Advocates of a $15 minimum wage in Minneapolis said the Minnesota Supreme Court’s decision striking the issue from the November ballot will not slow their efforts – and they vowed to press for action by city officials.
Using an expedited process, the state’s highest court ruled Wednesday that Minnesota Statutes and the Minneapolis City Charter “do not authorize the proposed charter amendment.” Chief Justice Lorie Gildea said the ruling was issued quickly “not to impair the orderly election process” and that a detailed opinion from the court would follow.
Just last week, Hennepin County Judge Susan Robiner ordered the city to put the $15 minimum wage charter amendment on the November 2016 ballot. She ruled the City Council’s action to block the amendment lacked basis in Minnesota law.
The Chamber of Commerce pressured the city to appeal and filed an amicus brief on behalf of business groups.
"We are disappointed in the Supreme Court's ruling today,” said Laura Huizar, staff attorney with the National Employment Law Project, a national research and advocacy organization that helped lead the legal fight. “We believe that it goes against decades of precedent and practice in the State of Minnesota and deprives Minneapolis residents of their constitutional right to vote on whether to approve a $15 minimum wage and protect that wage in the city's charter."

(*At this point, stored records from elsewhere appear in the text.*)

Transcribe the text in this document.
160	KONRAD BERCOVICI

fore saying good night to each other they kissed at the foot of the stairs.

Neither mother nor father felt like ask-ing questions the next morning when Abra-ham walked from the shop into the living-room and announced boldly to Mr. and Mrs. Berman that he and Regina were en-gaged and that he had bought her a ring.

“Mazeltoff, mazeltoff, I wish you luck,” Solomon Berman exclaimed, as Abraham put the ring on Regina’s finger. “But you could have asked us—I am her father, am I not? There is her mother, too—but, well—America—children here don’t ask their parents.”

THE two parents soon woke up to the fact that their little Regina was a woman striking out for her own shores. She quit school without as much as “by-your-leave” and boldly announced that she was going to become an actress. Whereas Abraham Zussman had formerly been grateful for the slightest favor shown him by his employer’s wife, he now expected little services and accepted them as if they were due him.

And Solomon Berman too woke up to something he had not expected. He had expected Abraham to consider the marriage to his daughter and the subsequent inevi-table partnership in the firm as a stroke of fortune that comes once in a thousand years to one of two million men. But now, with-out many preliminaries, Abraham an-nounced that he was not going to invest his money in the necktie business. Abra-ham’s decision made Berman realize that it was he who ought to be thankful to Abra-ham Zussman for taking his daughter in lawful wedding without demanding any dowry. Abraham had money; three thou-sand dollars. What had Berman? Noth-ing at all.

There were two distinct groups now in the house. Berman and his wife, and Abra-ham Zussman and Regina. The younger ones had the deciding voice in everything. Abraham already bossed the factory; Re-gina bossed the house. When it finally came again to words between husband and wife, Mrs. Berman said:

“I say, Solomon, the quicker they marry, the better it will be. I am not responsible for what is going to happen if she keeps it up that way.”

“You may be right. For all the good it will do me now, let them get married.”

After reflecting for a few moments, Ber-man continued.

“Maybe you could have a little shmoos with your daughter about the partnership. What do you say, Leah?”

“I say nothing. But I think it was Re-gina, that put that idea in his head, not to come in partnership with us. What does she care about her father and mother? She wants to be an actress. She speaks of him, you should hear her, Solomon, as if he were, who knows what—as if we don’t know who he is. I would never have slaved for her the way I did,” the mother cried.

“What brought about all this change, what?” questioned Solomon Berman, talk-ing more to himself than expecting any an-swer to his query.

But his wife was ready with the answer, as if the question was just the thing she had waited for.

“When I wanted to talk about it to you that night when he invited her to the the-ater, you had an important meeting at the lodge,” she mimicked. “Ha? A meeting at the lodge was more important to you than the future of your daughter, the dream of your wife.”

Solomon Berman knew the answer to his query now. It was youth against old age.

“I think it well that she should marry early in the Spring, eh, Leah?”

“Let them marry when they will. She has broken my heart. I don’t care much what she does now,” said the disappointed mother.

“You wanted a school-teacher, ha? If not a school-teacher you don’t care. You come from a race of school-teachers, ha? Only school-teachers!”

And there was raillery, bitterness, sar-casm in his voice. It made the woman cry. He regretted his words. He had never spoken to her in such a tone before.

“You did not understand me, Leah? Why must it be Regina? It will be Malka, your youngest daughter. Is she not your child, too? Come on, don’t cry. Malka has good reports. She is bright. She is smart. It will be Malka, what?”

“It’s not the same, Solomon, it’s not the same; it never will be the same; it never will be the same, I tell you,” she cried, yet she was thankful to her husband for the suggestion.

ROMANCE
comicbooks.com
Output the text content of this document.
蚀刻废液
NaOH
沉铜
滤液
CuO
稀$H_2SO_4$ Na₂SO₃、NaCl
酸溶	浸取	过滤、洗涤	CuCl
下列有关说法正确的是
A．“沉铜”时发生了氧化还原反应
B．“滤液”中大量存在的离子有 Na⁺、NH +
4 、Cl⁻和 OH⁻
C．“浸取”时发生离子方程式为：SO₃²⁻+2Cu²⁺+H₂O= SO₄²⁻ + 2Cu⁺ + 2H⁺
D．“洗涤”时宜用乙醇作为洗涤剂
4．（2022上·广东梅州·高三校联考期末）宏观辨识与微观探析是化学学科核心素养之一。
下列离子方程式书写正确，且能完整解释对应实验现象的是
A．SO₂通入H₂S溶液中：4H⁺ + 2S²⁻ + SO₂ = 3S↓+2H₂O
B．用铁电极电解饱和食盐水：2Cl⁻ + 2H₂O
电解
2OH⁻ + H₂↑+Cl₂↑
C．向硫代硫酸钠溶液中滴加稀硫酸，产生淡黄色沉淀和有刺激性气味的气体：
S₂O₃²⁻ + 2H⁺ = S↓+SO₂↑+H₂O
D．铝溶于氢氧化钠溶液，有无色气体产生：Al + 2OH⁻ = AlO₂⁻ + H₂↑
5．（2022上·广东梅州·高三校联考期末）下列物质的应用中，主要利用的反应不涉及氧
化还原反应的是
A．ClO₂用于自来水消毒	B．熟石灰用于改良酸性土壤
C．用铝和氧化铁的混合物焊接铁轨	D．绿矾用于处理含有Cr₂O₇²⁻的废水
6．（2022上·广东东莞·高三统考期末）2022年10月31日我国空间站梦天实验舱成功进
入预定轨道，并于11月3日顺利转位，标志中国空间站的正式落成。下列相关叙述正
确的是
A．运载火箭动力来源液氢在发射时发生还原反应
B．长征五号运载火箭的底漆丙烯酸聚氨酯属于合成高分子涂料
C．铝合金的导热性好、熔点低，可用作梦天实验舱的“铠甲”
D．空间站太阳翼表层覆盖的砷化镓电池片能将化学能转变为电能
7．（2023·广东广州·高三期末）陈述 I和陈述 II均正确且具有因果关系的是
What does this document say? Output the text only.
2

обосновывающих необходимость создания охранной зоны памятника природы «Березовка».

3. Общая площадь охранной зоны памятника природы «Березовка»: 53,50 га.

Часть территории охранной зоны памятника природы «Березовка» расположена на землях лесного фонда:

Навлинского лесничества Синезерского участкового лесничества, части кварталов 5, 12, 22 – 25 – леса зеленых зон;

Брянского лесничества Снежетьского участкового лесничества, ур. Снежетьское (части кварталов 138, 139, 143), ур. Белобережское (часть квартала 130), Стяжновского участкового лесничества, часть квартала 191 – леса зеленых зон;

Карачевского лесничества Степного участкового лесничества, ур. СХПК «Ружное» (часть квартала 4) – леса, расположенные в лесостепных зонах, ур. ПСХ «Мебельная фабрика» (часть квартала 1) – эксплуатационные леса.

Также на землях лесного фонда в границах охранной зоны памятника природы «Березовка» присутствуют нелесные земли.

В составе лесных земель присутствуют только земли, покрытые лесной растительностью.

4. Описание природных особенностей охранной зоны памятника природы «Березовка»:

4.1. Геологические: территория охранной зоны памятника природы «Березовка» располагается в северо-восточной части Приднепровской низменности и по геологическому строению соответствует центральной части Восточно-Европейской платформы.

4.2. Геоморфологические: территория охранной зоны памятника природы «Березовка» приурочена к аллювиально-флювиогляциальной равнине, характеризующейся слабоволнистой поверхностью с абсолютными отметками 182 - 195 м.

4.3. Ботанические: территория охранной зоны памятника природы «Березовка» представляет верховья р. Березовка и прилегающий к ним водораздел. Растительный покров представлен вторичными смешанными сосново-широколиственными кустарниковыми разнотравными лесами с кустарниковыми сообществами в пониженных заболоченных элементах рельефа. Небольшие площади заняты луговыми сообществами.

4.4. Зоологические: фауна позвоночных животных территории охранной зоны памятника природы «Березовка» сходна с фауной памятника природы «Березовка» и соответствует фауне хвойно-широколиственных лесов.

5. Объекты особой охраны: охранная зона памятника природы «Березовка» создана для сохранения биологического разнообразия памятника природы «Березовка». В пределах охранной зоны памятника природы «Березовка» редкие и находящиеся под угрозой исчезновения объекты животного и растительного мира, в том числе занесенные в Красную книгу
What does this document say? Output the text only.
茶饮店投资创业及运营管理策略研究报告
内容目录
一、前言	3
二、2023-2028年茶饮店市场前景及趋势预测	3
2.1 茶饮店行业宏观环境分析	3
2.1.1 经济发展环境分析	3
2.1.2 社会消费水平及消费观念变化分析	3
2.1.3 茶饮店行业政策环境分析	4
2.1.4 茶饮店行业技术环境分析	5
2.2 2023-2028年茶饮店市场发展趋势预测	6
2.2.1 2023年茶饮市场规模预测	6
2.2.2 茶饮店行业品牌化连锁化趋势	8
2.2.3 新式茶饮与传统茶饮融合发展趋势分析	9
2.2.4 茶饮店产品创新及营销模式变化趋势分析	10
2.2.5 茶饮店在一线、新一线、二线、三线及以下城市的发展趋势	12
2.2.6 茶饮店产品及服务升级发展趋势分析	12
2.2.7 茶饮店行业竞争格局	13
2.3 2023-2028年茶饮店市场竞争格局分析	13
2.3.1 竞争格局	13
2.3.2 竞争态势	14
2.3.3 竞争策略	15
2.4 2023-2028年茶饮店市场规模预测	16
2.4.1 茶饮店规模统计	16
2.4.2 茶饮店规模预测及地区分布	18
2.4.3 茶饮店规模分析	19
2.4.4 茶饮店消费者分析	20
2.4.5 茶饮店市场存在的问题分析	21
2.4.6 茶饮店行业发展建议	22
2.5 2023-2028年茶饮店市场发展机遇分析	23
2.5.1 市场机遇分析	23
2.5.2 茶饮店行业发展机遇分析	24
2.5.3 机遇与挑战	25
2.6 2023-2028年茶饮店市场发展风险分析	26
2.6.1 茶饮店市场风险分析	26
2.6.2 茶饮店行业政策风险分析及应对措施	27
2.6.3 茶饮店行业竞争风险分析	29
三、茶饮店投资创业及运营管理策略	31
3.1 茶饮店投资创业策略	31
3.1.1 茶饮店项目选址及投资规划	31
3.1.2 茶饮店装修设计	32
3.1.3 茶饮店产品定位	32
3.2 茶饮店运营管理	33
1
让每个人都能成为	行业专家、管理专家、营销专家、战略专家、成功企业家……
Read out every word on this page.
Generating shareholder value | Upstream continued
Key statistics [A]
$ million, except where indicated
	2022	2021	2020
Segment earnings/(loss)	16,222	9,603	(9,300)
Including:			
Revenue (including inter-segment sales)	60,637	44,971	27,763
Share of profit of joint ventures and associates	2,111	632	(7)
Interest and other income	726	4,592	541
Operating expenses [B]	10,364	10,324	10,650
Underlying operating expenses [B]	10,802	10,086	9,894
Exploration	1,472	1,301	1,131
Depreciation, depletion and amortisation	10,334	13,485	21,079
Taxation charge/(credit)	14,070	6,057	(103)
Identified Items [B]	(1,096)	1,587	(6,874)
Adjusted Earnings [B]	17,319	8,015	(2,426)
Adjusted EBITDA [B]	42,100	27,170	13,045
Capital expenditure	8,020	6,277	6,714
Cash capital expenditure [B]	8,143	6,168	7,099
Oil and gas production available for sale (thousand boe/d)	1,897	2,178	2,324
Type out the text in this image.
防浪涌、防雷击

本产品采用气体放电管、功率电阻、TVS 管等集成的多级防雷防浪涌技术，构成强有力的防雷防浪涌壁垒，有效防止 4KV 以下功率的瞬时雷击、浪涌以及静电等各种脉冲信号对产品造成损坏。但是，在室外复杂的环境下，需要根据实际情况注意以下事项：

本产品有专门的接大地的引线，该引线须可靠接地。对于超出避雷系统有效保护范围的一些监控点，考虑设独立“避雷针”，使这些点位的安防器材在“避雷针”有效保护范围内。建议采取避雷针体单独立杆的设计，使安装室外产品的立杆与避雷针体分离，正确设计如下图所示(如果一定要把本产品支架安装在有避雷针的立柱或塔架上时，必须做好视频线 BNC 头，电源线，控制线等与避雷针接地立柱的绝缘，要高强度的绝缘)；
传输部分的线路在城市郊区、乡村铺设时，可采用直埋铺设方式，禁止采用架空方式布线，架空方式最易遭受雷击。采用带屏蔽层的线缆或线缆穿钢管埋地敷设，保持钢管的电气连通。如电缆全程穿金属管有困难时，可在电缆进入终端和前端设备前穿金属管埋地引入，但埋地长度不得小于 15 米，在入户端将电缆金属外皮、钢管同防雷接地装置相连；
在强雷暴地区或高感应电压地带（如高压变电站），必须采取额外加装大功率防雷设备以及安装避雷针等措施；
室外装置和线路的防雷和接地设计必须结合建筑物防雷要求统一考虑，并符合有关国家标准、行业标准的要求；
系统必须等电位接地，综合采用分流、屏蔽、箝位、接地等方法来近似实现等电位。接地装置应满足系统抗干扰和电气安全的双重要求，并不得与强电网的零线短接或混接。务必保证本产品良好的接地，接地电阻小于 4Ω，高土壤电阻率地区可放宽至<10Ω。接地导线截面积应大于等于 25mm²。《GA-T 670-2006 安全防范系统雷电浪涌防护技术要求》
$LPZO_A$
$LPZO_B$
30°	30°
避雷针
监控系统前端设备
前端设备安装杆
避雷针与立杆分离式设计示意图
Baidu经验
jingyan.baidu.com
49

Members of the Minneapolis $15 campaign said the court ruling will not slow their efforts to improve the lives of the more than 100,000 Minneapolis workers – many of them women and people of color – who would benefit from an increase.
“This was never about a charter amendment versus an ordinance,” said Mike Griffin, field director of Neighborhoods Organizing for Change. “This is about people’s lives in a city with the worst racial disparities in the country. If we can’t raise wages through a charter amendment, we’ll raise them through an ordinance.”
Noted Anthony Newby, NOC’s executive director, “Many council members have said repeatedly they would prefer to address this issue via an ordinance instead of a charter amendment. We plan to hold them to their word.”
NOC, 15 Now Minnesota and CTUL, Centro de Trabajadores Unidos en Lucha/Center of Workers United in Struggle, said they will hold a rally on Monday, Sept. 12, to launch the next phase of the campaign to raise the minimum wage to $15 in Minneapolis.
A recent poll showed that 68 percent of Minneapolis voters would have voted yes on the charter amendment had it gone to the ballot.
“City Council can no longer hide behind procedural arguments to defend big business,” said Ginger Jentzen, executive director of 15 Now Minnesota. “City Hall can show support for $15 an hour by passing our proposal for $15 an hour as an ordinance.”
The SEIU Minnesota State Council, a union representing 8,000 people living or working in Minneapolis, released a statement that said, in part, "We are committed to working with those leading this fight to make certain this is the beginning, not end, of the fight for a more equal and just Minneapolis. We are firmly in support of elected officials in the city taking a stand to address the crisis of racial and economic inequality that is holding Minneapolis back, and to pass an ordinance that lifts wages to $15, something we would like to see in the region and throughout the entire state of Minnesota."